Now the usage should be exactly as desired. You can pass both keyword and positional arguments to the constructor, and it appears to work as intended:
a = Article(name='123', quantity=123, description='desc')
print(a) # Article(_id=None, name='123', quantity=123, description='desc')
print(a._id) # None
print(a.dict) # {'name': '123', 'quantity': 123, 'description': 'desc'}
a2 = Article('123', 321, 'desc', _id=112233)
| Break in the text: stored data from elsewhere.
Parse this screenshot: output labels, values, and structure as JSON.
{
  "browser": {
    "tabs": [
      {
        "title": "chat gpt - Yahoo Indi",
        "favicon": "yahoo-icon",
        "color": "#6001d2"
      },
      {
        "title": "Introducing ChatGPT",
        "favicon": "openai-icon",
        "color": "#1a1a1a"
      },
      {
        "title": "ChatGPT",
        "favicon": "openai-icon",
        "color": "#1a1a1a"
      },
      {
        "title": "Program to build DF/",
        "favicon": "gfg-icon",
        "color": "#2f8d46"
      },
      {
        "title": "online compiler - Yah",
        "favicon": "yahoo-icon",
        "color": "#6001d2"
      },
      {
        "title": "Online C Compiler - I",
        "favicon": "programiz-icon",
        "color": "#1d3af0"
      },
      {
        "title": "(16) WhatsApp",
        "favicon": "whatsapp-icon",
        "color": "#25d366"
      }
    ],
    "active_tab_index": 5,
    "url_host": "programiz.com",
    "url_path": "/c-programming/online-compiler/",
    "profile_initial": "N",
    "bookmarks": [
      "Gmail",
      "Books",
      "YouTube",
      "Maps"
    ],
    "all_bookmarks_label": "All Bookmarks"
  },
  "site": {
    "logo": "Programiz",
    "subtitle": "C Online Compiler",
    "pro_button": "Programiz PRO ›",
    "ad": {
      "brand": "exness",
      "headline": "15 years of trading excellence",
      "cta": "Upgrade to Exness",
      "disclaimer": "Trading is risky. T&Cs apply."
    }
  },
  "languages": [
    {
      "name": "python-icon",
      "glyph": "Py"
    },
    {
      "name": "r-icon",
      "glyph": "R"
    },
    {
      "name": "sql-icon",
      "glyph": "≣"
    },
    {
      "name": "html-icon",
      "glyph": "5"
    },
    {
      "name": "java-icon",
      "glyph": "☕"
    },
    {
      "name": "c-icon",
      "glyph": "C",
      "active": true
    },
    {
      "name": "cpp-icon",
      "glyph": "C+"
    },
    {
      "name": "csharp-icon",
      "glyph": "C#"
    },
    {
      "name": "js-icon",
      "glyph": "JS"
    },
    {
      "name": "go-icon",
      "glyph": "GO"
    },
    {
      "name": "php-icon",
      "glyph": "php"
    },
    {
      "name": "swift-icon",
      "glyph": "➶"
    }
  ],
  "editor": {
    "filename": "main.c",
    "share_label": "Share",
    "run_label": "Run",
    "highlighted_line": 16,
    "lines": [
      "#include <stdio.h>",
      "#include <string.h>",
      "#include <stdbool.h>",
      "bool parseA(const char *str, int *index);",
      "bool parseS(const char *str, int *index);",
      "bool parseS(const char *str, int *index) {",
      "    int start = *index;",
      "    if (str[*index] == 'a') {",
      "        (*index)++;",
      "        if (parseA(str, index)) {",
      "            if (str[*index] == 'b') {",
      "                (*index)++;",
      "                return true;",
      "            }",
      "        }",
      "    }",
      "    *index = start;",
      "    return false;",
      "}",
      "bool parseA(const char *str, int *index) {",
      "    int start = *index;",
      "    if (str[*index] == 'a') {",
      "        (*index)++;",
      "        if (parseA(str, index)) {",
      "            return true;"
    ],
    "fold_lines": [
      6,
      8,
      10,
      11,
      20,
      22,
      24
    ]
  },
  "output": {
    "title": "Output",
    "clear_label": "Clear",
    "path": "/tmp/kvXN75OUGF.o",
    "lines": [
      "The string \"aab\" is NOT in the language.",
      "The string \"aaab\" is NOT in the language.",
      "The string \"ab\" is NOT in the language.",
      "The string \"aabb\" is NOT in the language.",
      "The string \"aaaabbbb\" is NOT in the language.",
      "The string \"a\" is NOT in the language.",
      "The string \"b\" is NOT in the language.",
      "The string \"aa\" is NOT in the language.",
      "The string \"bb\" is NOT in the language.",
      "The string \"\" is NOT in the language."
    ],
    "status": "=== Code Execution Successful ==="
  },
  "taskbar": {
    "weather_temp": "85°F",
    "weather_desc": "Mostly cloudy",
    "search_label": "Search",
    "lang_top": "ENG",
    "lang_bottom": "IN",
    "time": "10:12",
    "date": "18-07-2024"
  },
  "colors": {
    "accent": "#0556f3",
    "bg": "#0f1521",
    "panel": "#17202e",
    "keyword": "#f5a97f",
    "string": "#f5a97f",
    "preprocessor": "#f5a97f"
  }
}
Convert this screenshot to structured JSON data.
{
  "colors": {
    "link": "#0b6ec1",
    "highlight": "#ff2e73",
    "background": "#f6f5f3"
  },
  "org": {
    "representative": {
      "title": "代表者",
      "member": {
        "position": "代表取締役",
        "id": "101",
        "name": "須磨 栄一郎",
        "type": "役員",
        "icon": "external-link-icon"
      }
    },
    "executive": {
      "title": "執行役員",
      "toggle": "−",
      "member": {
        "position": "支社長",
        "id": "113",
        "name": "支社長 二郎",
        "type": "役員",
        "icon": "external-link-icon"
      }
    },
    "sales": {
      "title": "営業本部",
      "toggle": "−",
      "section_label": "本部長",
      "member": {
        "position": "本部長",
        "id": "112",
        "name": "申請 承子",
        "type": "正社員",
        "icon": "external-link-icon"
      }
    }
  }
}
print(a2) # Article(_id=112233, name='123', quantity=321, description='desc')
print(a2._id) # 112233
print(a2.dict) # {'name': '123', 'quantity': 321, 'description': 'desc'}
Also, just a quick explanation that I've been able to come up with, on why this appears to work as it does. Since you've only decorated the superclass as kw_only=True
, all this accomplishes is in making _id
as a keyword-only argument to the constructor. The fields in the subclass are allowed as either keyword or positional arguments, since we didn't specify kw_only
for them.
An easier way to think about this, is to imagine that the signature of the __init__()
method that dataclasses
generates, actually looks like this:
def __init__(self, name: str, quantity: int, description: str, *, _id: Optional[int] = None):
In Python (not necessarily in 3.10 alone), the appearance of *
in a function signifies that all the parameters that follow it are then declared as keyword-only arguments. Note that the _id
argument, in this case is added as a keyword-argument after all the positional arguments from the subclass. This means that the method signature is valid, since it's certainly possible for keyword-only arguments to a method to have default values as we do here.